A travers une sortie conviviale de son Club de leadership au Parc Bangr-Weogo, l’Association action pour un Monde Meilleur (AMM) a commémoré en différé, ce samedi 30 mai 2026, la Journée internationale de l’hygiène menstruelle sous le thème “ Nos corps ne sont ni honteux ni invisible : défendre la santé mentale et menstruelle des femmes handicapées”. L’objectif est d’offrir un espace sûr, bienveillant et inclusif, où les femmes et filles handicapées pourront échanger librement, partager leurs expériences et renforcer leurs capacités autour du lien essentiel entre la gestion menstruelle et la santé mentale.
Chaque année, le 28 mai marque la célébration de la Journée internationale de l’hygiène menstruelle. Un moment clé pour briser les tabous liés aux menstruations et promouvoir une gestion saine, digne et inclusive.

Afin de s’aligner dans cette dynamique, l’Association action pour un Monde Meilleur a choisi les femmes et filles handicapées comme cible à sensibiliser. Elles sont environ 25 femmes à participer à la sortie conviviale du Club de leadership de AMM.
Une activité meublée de diverses activités
Causerie éducative : Comprendre la gestion menstruelle et déconstruire les mythes et tabous, échange avec une psychologue sur le lien entre menstruation et santé mentale et la gestion du stress, émotions et estime de soi, sont d3s activités phare de la sortie.

Enrichie d’activités d’expression “ comment je me sens pendant mes règles”, Jeux ludiques et interactifs, partage d’expériences personnelles et conseils pratiques entre participantes, les bénéficiaires ont un cadre favorable pour s’exprimer sur la gestion des menstrues.
Chargé de communication à l’Association Action pour un Monde Meilleur, Faouziatou Traoré a tenu à rappeler l’importance du thème retenu, avant de préciser le choix des personnes handicapées. « la cible de l’association ce sont les personnes handicapées. Nous sommes dits que ce serait important d’avoir un cadre de rencontre avec les femmes et filles handicapées au cours duquel nous allons discuter de l’hygiène menstruelle. A savoir : comment se comporter lorsqu’elles ont leurs règles, le bon pratique et ce qu’il ne faut pas faire », a éclairé Faozia.
Animatrice en santé sexuelle et de la reproduction, Rasmata Derra a partagé des comportements à adopter et les modes de protection pendant les menstrues avec les participantes. « Avec le handicap, certains endroits ne sont pas parfois adaptés à la gestion des menstrues. Donc, avec les témoignages qu’elles ont eu à donner, elles sont souvent obligées de rester à la maison, de ne pas aller à l’école , a-t-elle précisé.
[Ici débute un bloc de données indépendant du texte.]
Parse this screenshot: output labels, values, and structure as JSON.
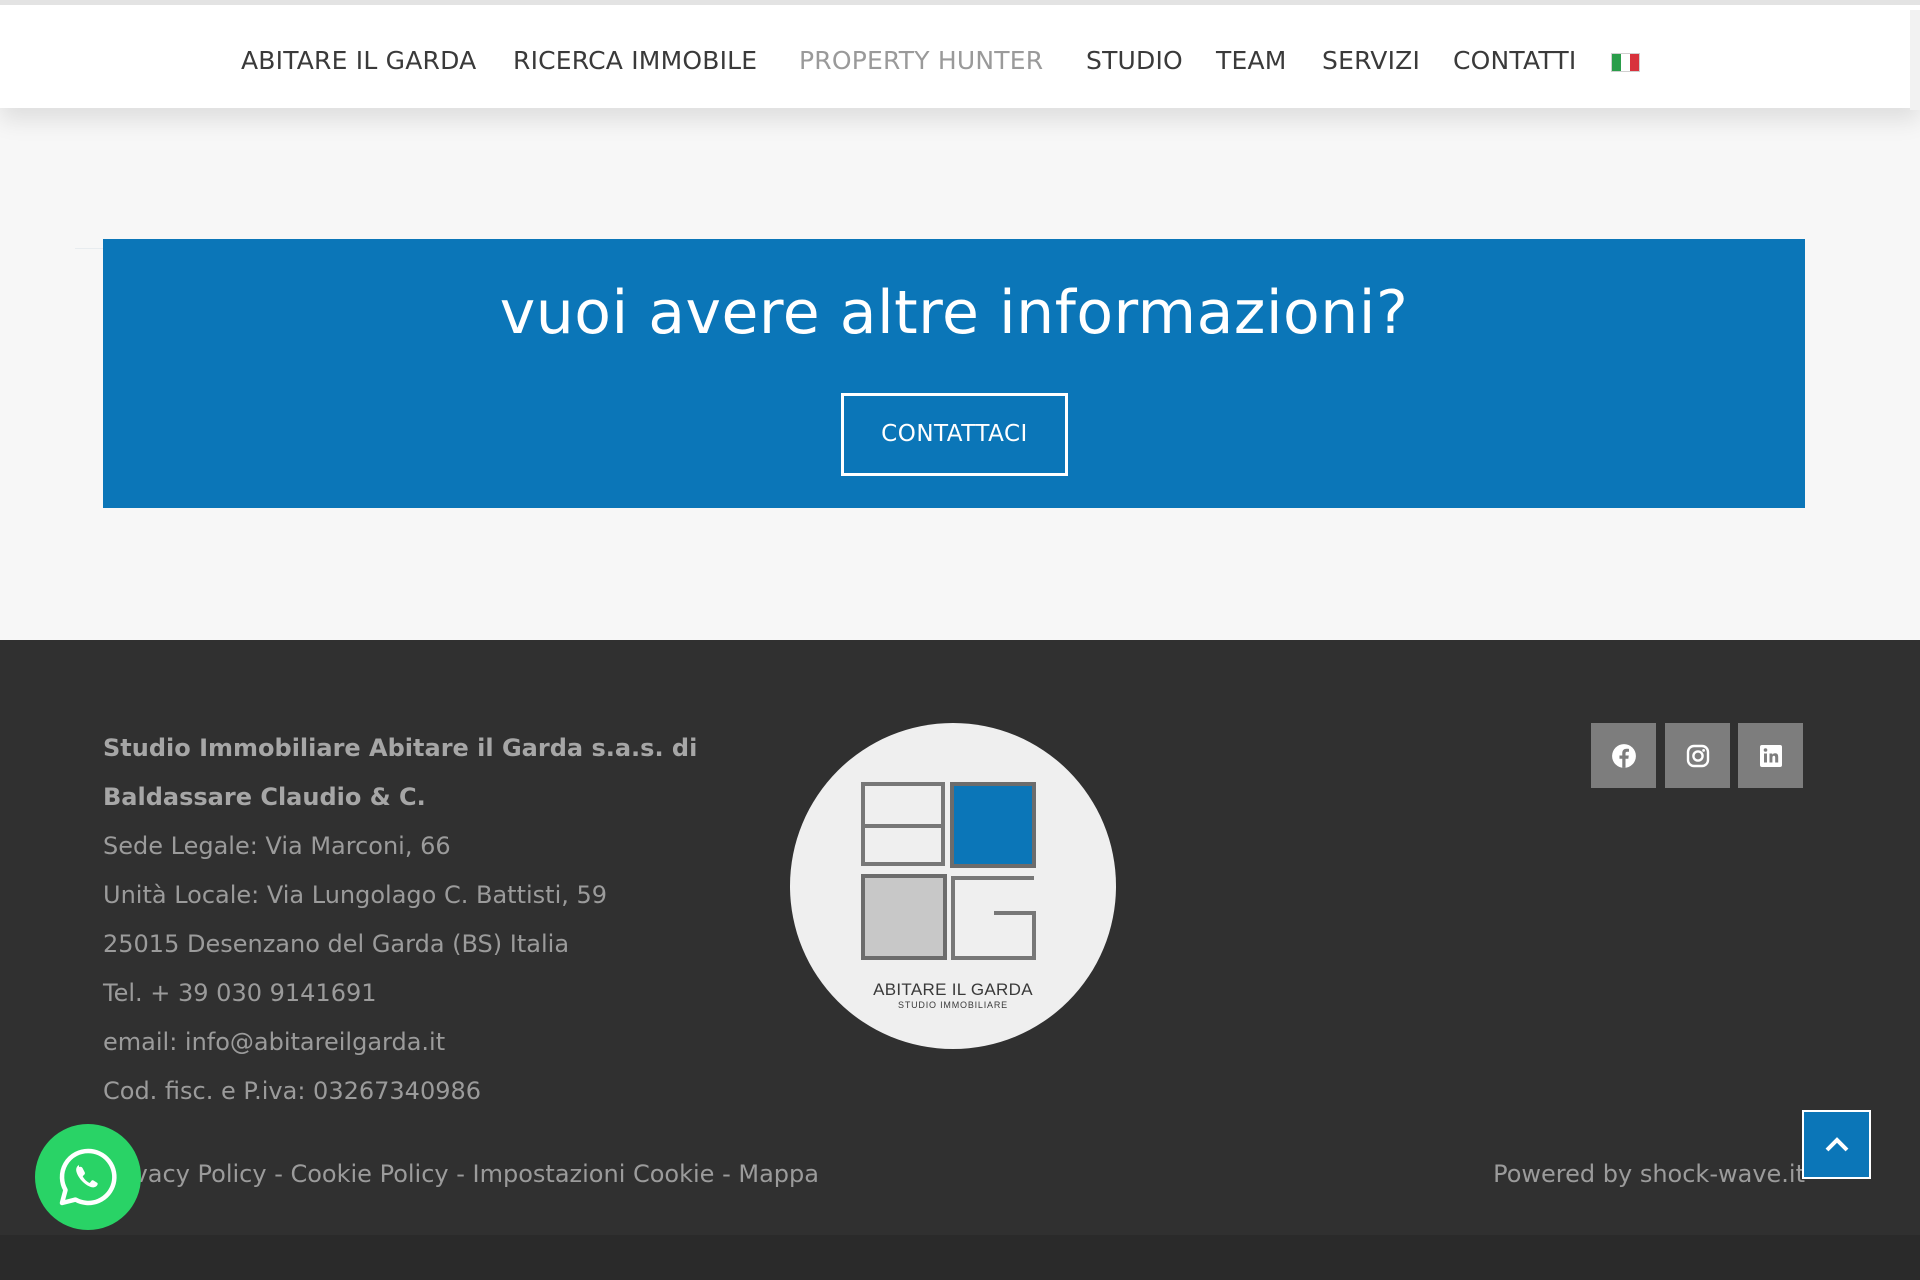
{
  "nav": {
    "items": [
      {
        "label": "ABITARE IL GARDA"
      },
      {
        "label": "RICERCA IMMOBILE"
      },
      {
        "label": "PROPERTY HUNTER"
      },
      {
        "label": "STUDIO"
      },
      {
        "label": "TEAM"
      },
      {
        "label": "SERVIZI"
      },
      {
        "label": "CONTATTI"
      }
    ],
    "active_item": "PROPERTY HUNTER",
    "language_icon": "italian-flag-icon"
  },
  "cta": {
    "title": "vuoi avere altre informazioni?",
    "button_label": "CONTATTACI"
  },
  "footer": {
    "company_line1": "Studio Immobiliare Abitare il Garda s.a.s. di",
    "company_line2": "Baldassare Claudio & C.",
    "address_legal": "Sede Legale: Via Marconi, 66",
    "address_local": "Unità Locale: Via Lungolago C. Battisti, 59",
    "city": "25015 Desenzano del Garda (BS) Italia",
    "phone": "Tel. + 39 030 9141691",
    "email": "email: info@abitareilgarda.it",
    "vat": "Cod. fisc. e P.iva: 03267340986",
    "logo_main": "ABITARE IL GARDA",
    "logo_sub": "STUDIO IMMOBILIARE",
    "links": {
      "privacy": "Privacy Policy",
      "cookie": "Cookie Policy",
      "cookie_settings": "Impostazioni Cookie",
      "map": "Mappa",
      "separator": " - "
    },
    "powered_by": "Powered by shock-wave.it",
    "social": [
      "facebook-icon",
      "instagram-icon",
      "linkedin-icon"
    ]
  },
  "colors": {
    "brand_blue": "#0b76b8",
    "footer_bg": "#303030",
    "whatsapp_green": "#29d366"
  }
}
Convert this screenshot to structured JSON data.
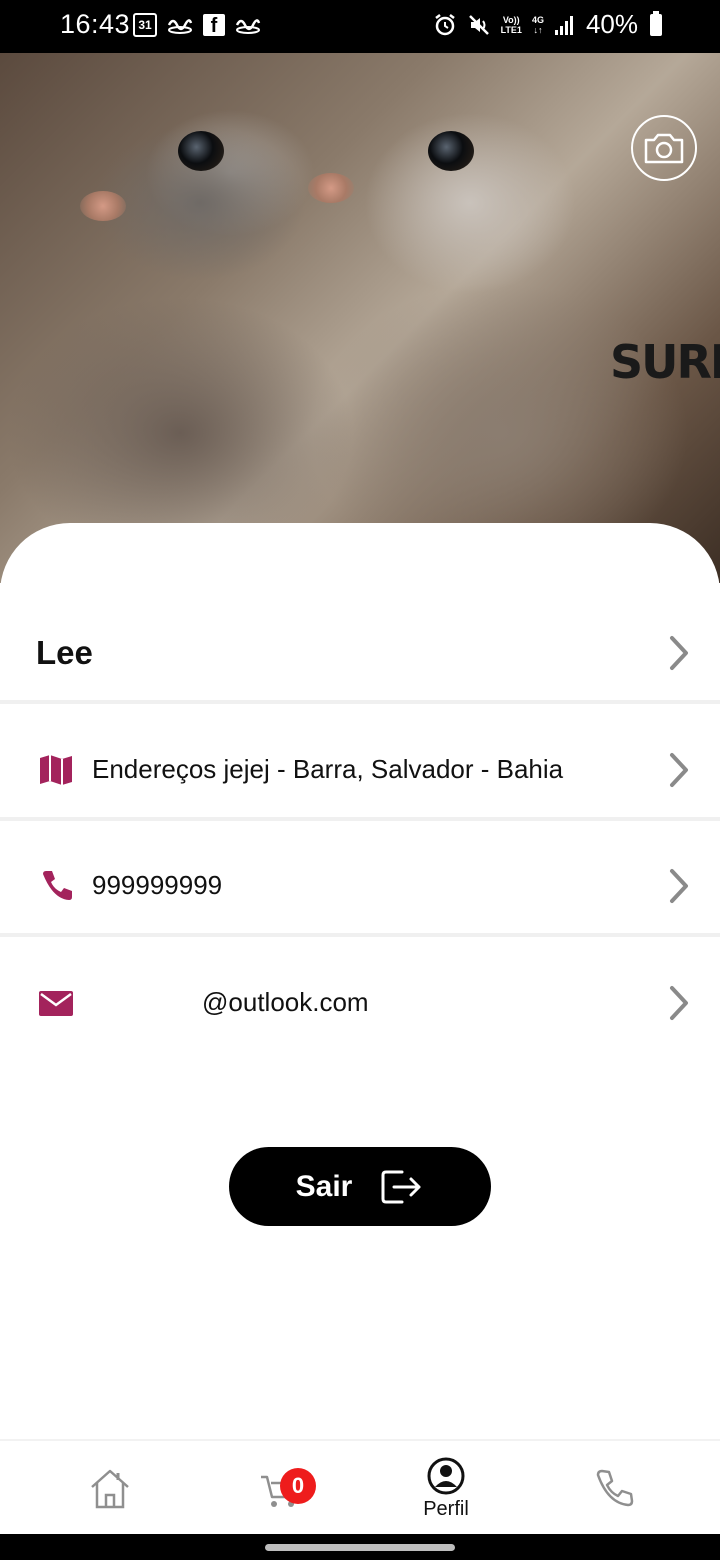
{
  "status_bar": {
    "time": "16:43",
    "calendar_day": "31",
    "network_top": "Vo))",
    "network_bottom": "LTE1",
    "network_type": "4G",
    "battery": "40%"
  },
  "hero": {
    "watermark": "SURIC"
  },
  "profile": {
    "name": "Lee",
    "address": "Endereços jejej - Barra, Salvador - Bahia",
    "phone": "999999999",
    "email": "@outlook.com"
  },
  "actions": {
    "logout_label": "Sair"
  },
  "bottom_nav": {
    "cart_count": "0",
    "profile_label": "Perfil"
  },
  "colors": {
    "accent": "#a3235c",
    "badge": "#ee1c1c",
    "button": "#000000"
  },
  "icons": [
    "camera-icon",
    "map-icon",
    "phone-icon",
    "mail-icon",
    "chevron-right-icon",
    "logout-icon",
    "home-icon",
    "cart-icon",
    "user-circle-icon",
    "call-icon"
  ]
}
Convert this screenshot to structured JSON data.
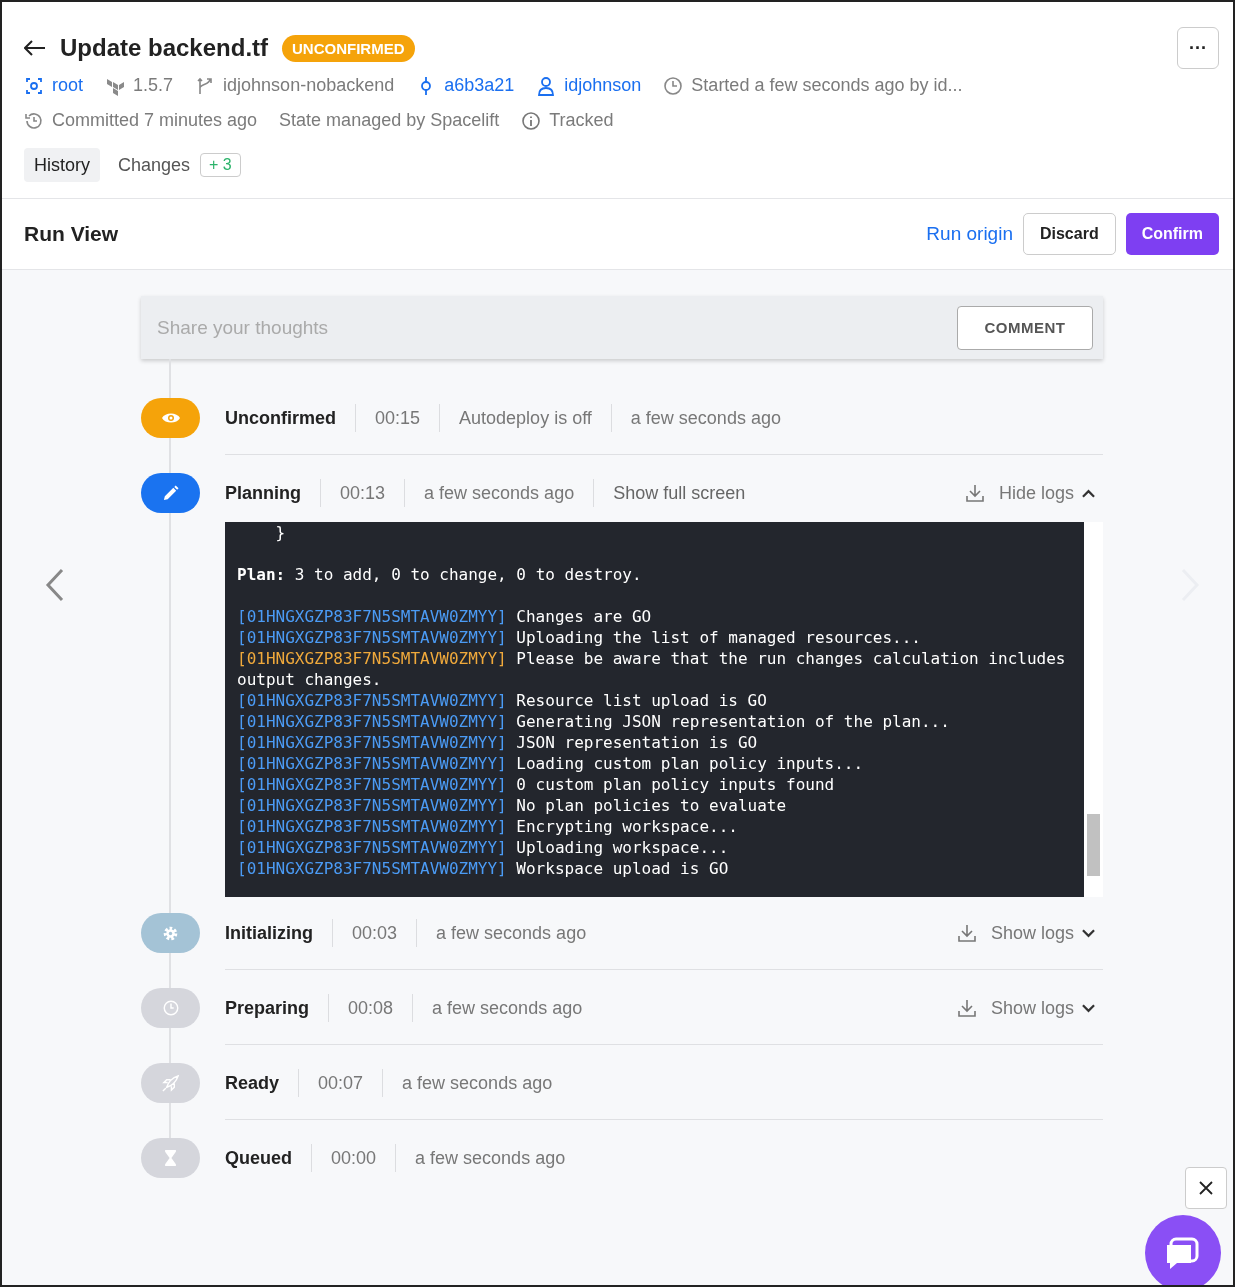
{
  "header": {
    "title": "Update backend.tf",
    "badge": "UNCONFIRMED",
    "more_label": "···",
    "meta_rows": [
      [
        {
          "kind": "stack",
          "text": "root",
          "link": true
        },
        {
          "kind": "terraform",
          "text": "1.5.7",
          "link": false
        },
        {
          "kind": "branch",
          "text": "idjohnson-nobackend",
          "link": false
        },
        {
          "kind": "commit",
          "text": "a6b3a21",
          "link": true
        },
        {
          "kind": "user",
          "text": "idjohnson",
          "link": true
        },
        {
          "kind": "clock",
          "text": "Started a few seconds ago by id...",
          "link": false
        }
      ],
      [
        {
          "kind": "history",
          "text": "Committed 7 minutes ago",
          "link": false
        },
        {
          "kind": "plain",
          "text": "State managed by Spacelift",
          "link": false
        },
        {
          "kind": "info",
          "text": "Tracked",
          "link": false
        }
      ]
    ],
    "tabs": [
      {
        "label": "History",
        "selected": true
      },
      {
        "label": "Changes",
        "count": "+ 3",
        "selected": false
      }
    ]
  },
  "run_view": {
    "title": "Run View",
    "run_origin": "Run origin",
    "discard": "Discard",
    "confirm": "Confirm"
  },
  "comment": {
    "placeholder": "Share your thoughts",
    "button": "COMMENT"
  },
  "stages": [
    {
      "name": "Unconfirmed",
      "kind": "eye",
      "color": "#f5a30a",
      "fields": [
        {
          "text": "00:15",
          "kind": "text"
        },
        {
          "text": "Autodeploy is off",
          "kind": "text"
        },
        {
          "text": "a few seconds ago",
          "kind": "text"
        }
      ]
    },
    {
      "name": "Planning",
      "kind": "pencil",
      "color": "#1a73f0",
      "fields": [
        {
          "text": "00:13",
          "kind": "text"
        },
        {
          "text": "a few seconds ago",
          "kind": "text"
        },
        {
          "text": "Show full screen",
          "kind": "action"
        }
      ],
      "logs": {
        "label": "Hide logs",
        "expanded": true
      }
    },
    {
      "name": "Initializing",
      "kind": "gear",
      "color": "#a4c3d6",
      "fields": [
        {
          "text": "00:03",
          "kind": "text"
        },
        {
          "text": "a few seconds ago",
          "kind": "text"
        }
      ],
      "logs": {
        "label": "Show logs",
        "expanded": false
      }
    },
    {
      "name": "Preparing",
      "kind": "clock",
      "color": "#d5d6dc",
      "fields": [
        {
          "text": "00:08",
          "kind": "text"
        },
        {
          "text": "a few seconds ago",
          "kind": "text"
        }
      ],
      "logs": {
        "label": "Show logs",
        "expanded": false
      }
    },
    {
      "name": "Ready",
      "kind": "rocket",
      "color": "#d5d6dc",
      "fields": [
        {
          "text": "00:07",
          "kind": "text"
        },
        {
          "text": "a few seconds ago",
          "kind": "text"
        }
      ]
    },
    {
      "name": "Queued",
      "kind": "hourglass",
      "color": "#d5d6dc",
      "fields": [
        {
          "text": "00:00",
          "kind": "text"
        },
        {
          "text": "a few seconds ago",
          "kind": "text"
        }
      ]
    }
  ],
  "log_lines": [
    {
      "kind": "plain",
      "text": "    }"
    },
    {
      "kind": "blank"
    },
    {
      "kind": "plan",
      "label": "Plan:",
      "text": " 3 to add, 0 to change, 0 to destroy."
    },
    {
      "kind": "blank"
    },
    {
      "kind": "info",
      "id": "[01HNGXGZP83F7N5SMTAVW0ZMYY]",
      "text": "Changes are GO"
    },
    {
      "kind": "info",
      "id": "[01HNGXGZP83F7N5SMTAVW0ZMYY]",
      "text": "Uploading the list of managed resources..."
    },
    {
      "kind": "warn",
      "id": "[01HNGXGZP83F7N5SMTAVW0ZMYY]",
      "text": "Please be aware that the run changes calculation includes output changes."
    },
    {
      "kind": "info",
      "id": "[01HNGXGZP83F7N5SMTAVW0ZMYY]",
      "text": "Resource list upload is GO"
    },
    {
      "kind": "info",
      "id": "[01HNGXGZP83F7N5SMTAVW0ZMYY]",
      "text": "Generating JSON representation of the plan..."
    },
    {
      "kind": "info",
      "id": "[01HNGXGZP83F7N5SMTAVW0ZMYY]",
      "text": "JSON representation is GO"
    },
    {
      "kind": "info",
      "id": "[01HNGXGZP83F7N5SMTAVW0ZMYY]",
      "text": "Loading custom plan policy inputs..."
    },
    {
      "kind": "info",
      "id": "[01HNGXGZP83F7N5SMTAVW0ZMYY]",
      "text": "0 custom plan policy inputs found"
    },
    {
      "kind": "info",
      "id": "[01HNGXGZP83F7N5SMTAVW0ZMYY]",
      "text": "No plan policies to evaluate"
    },
    {
      "kind": "info",
      "id": "[01HNGXGZP83F7N5SMTAVW0ZMYY]",
      "text": "Encrypting workspace..."
    },
    {
      "kind": "info",
      "id": "[01HNGXGZP83F7N5SMTAVW0ZMYY]",
      "text": "Uploading workspace..."
    },
    {
      "kind": "info",
      "id": "[01HNGXGZP83F7N5SMTAVW0ZMYY]",
      "text": "Workspace upload is GO"
    }
  ]
}
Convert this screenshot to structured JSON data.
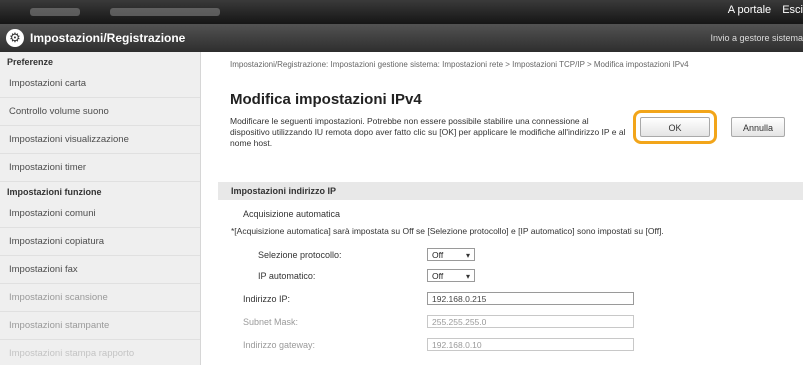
{
  "topbar": {
    "links": [
      "A portale",
      "Esci"
    ]
  },
  "header": {
    "title": "Impostazioni/Registrazione",
    "portal_link": "Invio a gestore sistema"
  },
  "sidebar": {
    "section_preferences": "Preferenze",
    "preferences_items": [
      "Impostazioni carta",
      "Controllo volume suono",
      "Impostazioni visualizzazione",
      "Impostazioni timer"
    ],
    "section_functions": "Impostazioni funzione",
    "function_items": [
      "Impostazioni comuni",
      "Impostazioni copiatura",
      "Impostazioni fax",
      "Impostazioni scansione",
      "Impostazioni stampante",
      "Impostazioni stampa rapporto"
    ]
  },
  "main": {
    "breadcrumb": "Impostazioni/Registrazione: Impostazioni gestione sistema: Impostazioni rete > Impostazioni TCP/IP > Modifica impostazioni IPv4",
    "title": "Modifica impostazioni IPv4",
    "description": "Modificare le seguenti impostazioni. Potrebbe non essere possibile stabilire una connessione al dispositivo utilizzando IU remota dopo aver fatto clic su [OK] per applicare le modifiche all'indirizzo IP e al nome host.",
    "ok_label": "OK",
    "cancel_label": "Annulla",
    "section_ip": "Impostazioni indirizzo IP",
    "auto_acquire": "Acquisizione automatica",
    "note": "*[Acquisizione automatica] sarà impostata su Off se [Selezione protocollo] e [IP automatico] sono impostati su [Off].",
    "protocol_label": "Selezione protocollo:",
    "protocol_value": "Off",
    "auto_ip_label": "IP automatico:",
    "auto_ip_value": "Off",
    "ip_label": "Indirizzo IP:",
    "ip_value": "192.168.0.215",
    "subnet_label": "Subnet Mask:",
    "subnet_value": "255.255.255.0",
    "gateway_label": "Indirizzo gateway:",
    "gateway_value": "192.168.0.10"
  },
  "colors": {
    "highlight": "#f2a51a",
    "header_bg": "#3a3a3a",
    "sidebar_bg": "#efefef"
  }
}
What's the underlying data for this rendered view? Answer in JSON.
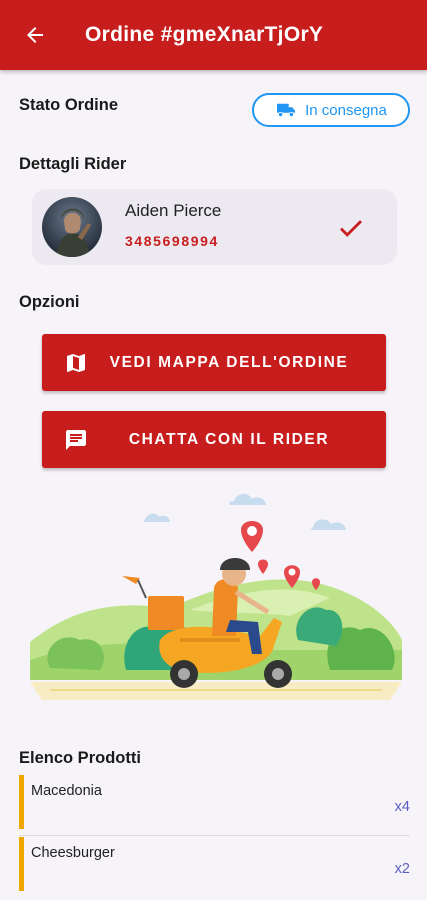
{
  "appbar": {
    "title": "Ordine #gmeXnarTjOrY",
    "back_icon": "arrow-back-icon"
  },
  "order_status": {
    "label": "Stato Ordine",
    "badge_text": "In consegna",
    "badge_icon": "truck-icon",
    "badge_color": "#2196f3"
  },
  "rider": {
    "section_label": "Dettagli Rider",
    "name": "Aiden Pierce",
    "phone": "3485698994",
    "verified_icon": "check-icon"
  },
  "options": {
    "section_label": "Opzioni",
    "buttons": [
      {
        "label": "VEDI MAPPA DELL'ORDINE",
        "icon": "map-icon"
      },
      {
        "label": "CHATTA CON IL RIDER",
        "icon": "chat-icon"
      }
    ]
  },
  "products": {
    "section_label": "Elenco Prodotti",
    "items": [
      {
        "name": "Macedonia",
        "qty": "x4"
      },
      {
        "name": "Cheesburger",
        "qty": "x2"
      }
    ]
  },
  "colors": {
    "primary": "#c81d1d",
    "accent_bar": "#f0a500",
    "qty_text": "#5c5fc0"
  }
}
Pour l’occasion, Rasmata demande aux agents de santé, de faire preuve de patience face aux personnes vivant avec un handicap. « C’est surtout très important car il suffit de dire un mot déplacé et elles se sentent discriminées », a-t-elle lancé.
Un comportement, qui pour Rasmata, pourrait pousser ces femmes à s’éloigner des hôpitaux.

Participante à l’activité, demoiselle Kaboré, est une personne vivant avec un handicap, déterminée à beaucoup apprendre sur la gestion des menstrues pour éviter les grosses précoces et bien d’autres maux. « Je suis ici ce matin pour plus m’imprégner de la gestion des menstrues et d’éviter les maladies dues aux règles », a-t-elle déclaré.
Ce qu’elle ne regrette pas au regard de ses acquis grâce à la sortie conviviale. « L’activité m’a été très bénéfique. J’ai appris comment gérer le stress pendant mes menstrues, comment gérer les règles et à me protéger », a-t-elle laissé entendre.